Question

REQUIRED RATE OF RETURN Suppose rRF = 5%, rM = 13%, and bi = 2. What is ri, the required rate of return on Stock i? Round your answer to two decimal places. C. Now assume that rRF remains at 5%, but rM increases to 14%. The slope of the SML does not remain constant. How would these changes affect ri? Round your answer to two decimal places. . Now assume that rRF remains at 5%, but rM falls to 12%. The slope of the SML does not remain constant. How would these changes affect ri? Round your answer to two decimal places. The new ri will be?

Answer 1

As per the relationship equation between r_i , r_m, r_RF and beta (b_i) ;

r_i = r_RF + b_i( r_m - r_RF)

So, here r_i = 5 + 2(13-5) = 5 + 16 = 21%

If r_m increases from 13 to 14, the slope of the SML and hence b_i will also increase. Let us assume the new beta is b_inew where b_inew > b_i . New equation will be;

r_inew = r_RF + b_inew (r_Mnew - r_RF)

r_inew = 5 + b_inew (14 - 5) = 5 + 9* b_inew . And since our new beta is greater than 2 , we can find it by equating 8/2 = 9/y, cross multiplying , y = 18/8 = 2.25 . So SML equation becomes r_inew = 5 + 9*2.25 = 25.25 %. In short, we can say that return on stock will increase by increasing the market return and letting the risk free return same.
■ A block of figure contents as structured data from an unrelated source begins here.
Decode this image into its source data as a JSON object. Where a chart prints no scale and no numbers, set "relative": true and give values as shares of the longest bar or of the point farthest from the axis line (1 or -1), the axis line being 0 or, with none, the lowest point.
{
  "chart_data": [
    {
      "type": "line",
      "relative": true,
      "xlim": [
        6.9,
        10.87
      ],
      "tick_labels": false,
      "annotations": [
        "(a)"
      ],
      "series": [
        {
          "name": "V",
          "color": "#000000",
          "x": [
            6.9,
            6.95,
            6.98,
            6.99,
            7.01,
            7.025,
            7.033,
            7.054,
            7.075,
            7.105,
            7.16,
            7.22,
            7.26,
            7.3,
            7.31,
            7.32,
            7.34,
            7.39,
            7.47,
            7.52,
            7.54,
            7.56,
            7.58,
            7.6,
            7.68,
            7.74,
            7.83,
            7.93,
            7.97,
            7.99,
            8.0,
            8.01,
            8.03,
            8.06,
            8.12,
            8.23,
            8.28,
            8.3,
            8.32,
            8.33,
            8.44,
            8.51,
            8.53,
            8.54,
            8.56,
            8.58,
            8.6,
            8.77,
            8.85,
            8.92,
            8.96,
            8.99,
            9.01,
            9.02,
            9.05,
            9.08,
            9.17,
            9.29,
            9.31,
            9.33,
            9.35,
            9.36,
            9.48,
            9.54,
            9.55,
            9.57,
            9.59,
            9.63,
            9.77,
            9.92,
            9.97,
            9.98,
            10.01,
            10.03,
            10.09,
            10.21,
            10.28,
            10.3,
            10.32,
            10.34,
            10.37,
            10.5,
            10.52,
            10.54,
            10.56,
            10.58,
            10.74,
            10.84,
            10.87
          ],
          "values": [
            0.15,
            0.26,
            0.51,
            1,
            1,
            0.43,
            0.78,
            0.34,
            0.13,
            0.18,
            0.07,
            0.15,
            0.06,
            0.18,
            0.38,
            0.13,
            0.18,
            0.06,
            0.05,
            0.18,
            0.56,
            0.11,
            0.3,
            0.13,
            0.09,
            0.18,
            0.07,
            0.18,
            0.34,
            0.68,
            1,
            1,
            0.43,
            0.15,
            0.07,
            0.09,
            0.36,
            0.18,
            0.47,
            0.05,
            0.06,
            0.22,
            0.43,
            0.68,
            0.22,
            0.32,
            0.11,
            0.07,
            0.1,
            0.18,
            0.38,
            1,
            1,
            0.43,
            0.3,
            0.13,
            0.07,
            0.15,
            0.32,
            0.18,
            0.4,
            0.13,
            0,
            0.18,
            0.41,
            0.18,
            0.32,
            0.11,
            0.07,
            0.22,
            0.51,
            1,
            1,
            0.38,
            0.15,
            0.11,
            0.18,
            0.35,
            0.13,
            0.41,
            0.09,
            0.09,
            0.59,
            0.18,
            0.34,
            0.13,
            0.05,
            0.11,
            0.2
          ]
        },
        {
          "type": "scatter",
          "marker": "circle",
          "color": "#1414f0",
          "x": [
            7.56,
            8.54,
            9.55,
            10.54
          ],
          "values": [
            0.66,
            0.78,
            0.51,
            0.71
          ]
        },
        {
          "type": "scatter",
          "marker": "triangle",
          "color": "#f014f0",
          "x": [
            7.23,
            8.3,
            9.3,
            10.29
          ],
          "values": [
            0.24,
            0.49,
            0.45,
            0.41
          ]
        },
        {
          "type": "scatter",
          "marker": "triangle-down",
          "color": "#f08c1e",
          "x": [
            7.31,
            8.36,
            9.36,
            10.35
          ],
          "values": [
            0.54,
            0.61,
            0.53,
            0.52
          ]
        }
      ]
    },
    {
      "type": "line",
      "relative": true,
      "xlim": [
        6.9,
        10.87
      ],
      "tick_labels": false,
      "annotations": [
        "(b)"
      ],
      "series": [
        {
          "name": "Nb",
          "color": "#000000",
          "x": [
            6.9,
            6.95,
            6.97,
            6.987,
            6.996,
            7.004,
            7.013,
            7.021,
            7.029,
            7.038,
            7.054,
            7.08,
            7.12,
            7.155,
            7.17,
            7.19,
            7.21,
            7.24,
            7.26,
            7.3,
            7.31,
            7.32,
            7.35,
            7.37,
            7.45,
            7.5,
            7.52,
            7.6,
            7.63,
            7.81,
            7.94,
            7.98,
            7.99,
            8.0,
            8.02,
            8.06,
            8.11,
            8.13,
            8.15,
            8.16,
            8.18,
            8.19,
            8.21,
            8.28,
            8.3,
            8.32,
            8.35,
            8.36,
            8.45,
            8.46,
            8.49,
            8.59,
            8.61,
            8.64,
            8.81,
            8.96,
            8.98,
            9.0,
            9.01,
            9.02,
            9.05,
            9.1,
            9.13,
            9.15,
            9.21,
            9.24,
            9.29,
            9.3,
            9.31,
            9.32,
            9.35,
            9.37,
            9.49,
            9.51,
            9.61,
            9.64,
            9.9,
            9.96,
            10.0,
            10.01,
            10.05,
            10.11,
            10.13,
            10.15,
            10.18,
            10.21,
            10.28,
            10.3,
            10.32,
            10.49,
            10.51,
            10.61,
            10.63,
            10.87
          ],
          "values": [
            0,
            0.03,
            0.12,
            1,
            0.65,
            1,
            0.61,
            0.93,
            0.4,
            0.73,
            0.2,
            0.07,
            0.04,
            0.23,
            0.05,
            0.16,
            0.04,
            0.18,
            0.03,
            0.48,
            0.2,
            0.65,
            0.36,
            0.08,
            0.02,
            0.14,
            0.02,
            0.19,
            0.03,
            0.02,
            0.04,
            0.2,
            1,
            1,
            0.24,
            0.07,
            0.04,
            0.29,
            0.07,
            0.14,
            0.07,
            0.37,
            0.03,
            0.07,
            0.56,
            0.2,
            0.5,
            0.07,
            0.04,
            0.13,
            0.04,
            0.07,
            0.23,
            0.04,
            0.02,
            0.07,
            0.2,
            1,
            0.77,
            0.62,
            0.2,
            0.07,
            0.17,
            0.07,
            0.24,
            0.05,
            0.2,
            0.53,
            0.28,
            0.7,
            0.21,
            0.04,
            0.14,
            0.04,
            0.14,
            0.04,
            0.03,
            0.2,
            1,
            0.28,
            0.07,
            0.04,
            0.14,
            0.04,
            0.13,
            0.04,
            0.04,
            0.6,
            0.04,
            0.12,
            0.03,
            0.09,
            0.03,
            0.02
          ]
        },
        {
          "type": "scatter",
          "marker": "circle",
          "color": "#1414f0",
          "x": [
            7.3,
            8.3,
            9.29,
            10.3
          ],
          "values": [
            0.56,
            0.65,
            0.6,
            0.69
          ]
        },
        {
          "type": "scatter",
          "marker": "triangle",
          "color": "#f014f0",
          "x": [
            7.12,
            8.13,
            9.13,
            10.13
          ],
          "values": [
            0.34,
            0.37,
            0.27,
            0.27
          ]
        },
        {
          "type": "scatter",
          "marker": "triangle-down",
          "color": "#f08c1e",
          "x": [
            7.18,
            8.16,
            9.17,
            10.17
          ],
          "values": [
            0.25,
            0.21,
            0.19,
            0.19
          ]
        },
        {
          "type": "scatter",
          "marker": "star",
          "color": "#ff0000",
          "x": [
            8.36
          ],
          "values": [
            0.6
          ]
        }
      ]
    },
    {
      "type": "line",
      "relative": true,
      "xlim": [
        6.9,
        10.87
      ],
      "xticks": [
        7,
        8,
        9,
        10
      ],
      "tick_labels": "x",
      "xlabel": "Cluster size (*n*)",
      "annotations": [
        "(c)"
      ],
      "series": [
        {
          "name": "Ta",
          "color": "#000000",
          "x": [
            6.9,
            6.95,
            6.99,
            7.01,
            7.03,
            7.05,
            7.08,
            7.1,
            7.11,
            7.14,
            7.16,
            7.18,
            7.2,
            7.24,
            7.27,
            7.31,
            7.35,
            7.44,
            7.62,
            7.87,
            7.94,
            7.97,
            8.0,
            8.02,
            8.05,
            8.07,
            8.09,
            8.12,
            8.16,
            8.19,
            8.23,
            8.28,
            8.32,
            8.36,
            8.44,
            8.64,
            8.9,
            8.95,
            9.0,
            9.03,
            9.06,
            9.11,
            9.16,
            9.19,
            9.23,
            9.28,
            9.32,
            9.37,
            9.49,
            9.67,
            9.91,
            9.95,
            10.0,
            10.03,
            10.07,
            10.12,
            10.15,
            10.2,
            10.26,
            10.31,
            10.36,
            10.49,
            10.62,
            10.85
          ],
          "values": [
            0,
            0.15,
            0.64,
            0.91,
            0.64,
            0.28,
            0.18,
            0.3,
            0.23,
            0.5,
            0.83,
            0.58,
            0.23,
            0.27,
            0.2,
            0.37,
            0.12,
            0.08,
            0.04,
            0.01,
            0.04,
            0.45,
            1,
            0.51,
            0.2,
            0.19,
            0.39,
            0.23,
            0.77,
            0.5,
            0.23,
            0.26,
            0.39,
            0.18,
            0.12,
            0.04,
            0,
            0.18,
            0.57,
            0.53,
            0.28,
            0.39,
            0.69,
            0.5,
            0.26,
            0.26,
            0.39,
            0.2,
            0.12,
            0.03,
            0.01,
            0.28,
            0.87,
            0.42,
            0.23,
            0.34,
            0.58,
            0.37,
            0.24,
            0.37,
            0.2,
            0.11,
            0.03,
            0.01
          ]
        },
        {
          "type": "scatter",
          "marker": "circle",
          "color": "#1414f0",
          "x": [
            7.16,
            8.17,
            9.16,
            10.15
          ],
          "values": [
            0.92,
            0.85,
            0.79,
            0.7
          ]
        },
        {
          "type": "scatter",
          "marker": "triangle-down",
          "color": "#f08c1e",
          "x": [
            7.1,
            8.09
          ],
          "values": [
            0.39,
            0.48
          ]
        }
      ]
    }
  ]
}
Now, if r_M = 12, equation become

r_i = 5 + b_i (12-5) = 5 + b_i * 7, here b_i can be found by equating 8/2 = 7/ b_i , b_i = 14/8 = 1.75. So, r_i = 5 + 1.75* 7 = 17.25.

In short, we can say that by decreasing the market return from 13 to 12 and letting risk free rate remain same at 5%, return on stock will also decrease from 21% to 17.25%.